I use Mozilla (71.0), with add ons - ghostery, privacy badger, ABP, No script. In privacy setting, for Mozilla, i chose custom,i.e to block fingerprinting.
I ran EFF's Panopticlick [1] and it should that i am still being fingerprinted.
how to stop this?
[1]https://panopticlick.eff.org/
9 comments
[ 3.1 ms ] story [ 28.2 ms ] threadAnyone else want to chime in that has experience in this area?
An ongoing comprehensive user.js template for configuring and hardening Firefox privacy, security and anti-fingerprinting
https://github.com/ghacksuserjs/ghacks-user.js
https://blog.mozilla.org/security/2020/01/07/firefox-72-fing...
Since you weren't specific with the areas of concern, I'm just listing some factors and defenses off the top of my head (not all are practical or precise, but in combination can be useful):
* IP: Geo, location, person/device when correlated. --> VPN, TOR, etc. It would have to rotate to break correlation. Using wifi can pin you to a location or type of business (e.g. a specific coffee shop).
* Cookies: Easy to block, session limit, restrict to origin (despite cookies' scoping).
* User Agent: Can be easily forged or rotated, but can break some functionality. Lying may not be adequate since other browser features can expose your lie.
* Javascript: Can expose browser type (based on capabilities), enumerate plugins (plugins+versions, etc.), etc. Basically the general purpose leak source here.
* Plugins: Ball of fun, but thankfully less needed these days. Don't use them.
* CSS: You can use selective CSS content loading to identify browsers, or possibly users, leak some content (not much). Hard to turn off.
* Fonts: Font set enumeration, or what ones are fetched can expose OS, etc. Can be disabled.
* Images: Similar to other remote resources. Could be disabled but makes browsing pretty tough these days.
* Browser caching: Guessing this can be abused based on the presence (or absence) of a fetch. Could be turned off, but in the age of giant payload websites it will suck.
* Other hard to control things (but probably impractical anyway): Supported TLS algs, network packets, known vulnerabilities, etc.

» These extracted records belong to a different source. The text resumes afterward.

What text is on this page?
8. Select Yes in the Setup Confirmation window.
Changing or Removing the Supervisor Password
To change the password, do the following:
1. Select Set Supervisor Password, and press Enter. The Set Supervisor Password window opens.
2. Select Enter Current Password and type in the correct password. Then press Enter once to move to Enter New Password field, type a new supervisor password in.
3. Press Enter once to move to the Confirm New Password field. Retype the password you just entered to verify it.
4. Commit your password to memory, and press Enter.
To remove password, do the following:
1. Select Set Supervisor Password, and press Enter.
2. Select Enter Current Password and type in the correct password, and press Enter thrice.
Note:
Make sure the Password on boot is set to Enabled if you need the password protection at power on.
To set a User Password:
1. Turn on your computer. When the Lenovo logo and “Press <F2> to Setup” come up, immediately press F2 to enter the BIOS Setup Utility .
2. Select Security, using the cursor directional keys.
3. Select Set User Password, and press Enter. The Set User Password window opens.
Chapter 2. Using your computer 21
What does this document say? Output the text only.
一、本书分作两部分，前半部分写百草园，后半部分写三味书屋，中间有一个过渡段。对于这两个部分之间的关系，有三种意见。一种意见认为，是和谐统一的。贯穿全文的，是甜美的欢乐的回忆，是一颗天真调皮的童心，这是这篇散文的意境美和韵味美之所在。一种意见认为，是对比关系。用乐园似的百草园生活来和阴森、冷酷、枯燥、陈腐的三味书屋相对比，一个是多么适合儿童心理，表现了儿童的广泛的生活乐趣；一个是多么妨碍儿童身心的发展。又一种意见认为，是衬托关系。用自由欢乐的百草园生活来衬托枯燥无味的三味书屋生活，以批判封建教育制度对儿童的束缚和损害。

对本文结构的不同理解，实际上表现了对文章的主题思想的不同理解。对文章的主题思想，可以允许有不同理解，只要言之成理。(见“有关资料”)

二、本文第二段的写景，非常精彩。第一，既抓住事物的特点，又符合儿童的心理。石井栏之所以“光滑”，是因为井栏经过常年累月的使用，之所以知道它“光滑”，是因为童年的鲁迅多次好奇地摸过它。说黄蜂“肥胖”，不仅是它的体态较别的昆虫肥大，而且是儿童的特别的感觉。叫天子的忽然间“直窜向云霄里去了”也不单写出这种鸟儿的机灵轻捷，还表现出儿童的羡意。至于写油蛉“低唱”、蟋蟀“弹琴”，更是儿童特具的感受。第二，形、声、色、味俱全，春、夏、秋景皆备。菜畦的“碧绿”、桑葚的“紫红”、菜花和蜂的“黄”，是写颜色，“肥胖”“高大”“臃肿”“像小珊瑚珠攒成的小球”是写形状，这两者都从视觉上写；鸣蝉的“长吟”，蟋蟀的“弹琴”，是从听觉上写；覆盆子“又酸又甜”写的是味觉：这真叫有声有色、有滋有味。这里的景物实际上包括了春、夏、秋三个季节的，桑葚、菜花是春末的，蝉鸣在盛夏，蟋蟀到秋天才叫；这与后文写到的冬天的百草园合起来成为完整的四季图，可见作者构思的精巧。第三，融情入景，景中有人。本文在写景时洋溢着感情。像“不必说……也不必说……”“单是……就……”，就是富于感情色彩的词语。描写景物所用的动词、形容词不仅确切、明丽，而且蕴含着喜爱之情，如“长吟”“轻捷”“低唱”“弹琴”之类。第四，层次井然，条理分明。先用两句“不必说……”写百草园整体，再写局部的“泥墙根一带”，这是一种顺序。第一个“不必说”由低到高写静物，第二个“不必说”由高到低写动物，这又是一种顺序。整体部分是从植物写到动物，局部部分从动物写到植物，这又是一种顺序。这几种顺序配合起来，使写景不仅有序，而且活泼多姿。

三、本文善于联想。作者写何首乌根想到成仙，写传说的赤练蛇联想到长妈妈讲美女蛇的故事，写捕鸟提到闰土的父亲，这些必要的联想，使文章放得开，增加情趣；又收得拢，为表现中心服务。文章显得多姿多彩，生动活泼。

I see two main strategies: Noise, and looking 'average'. Both have tradeoffs and are likely to be more effective in different scenarios. Noise can help avoid correlating independent events, but can push you to be a recognizeable outlier if the noise is repeatable. Looking average lets you hide among others (assuming you can define average). Browser defaults are moving us toward this; but system customization can move you back.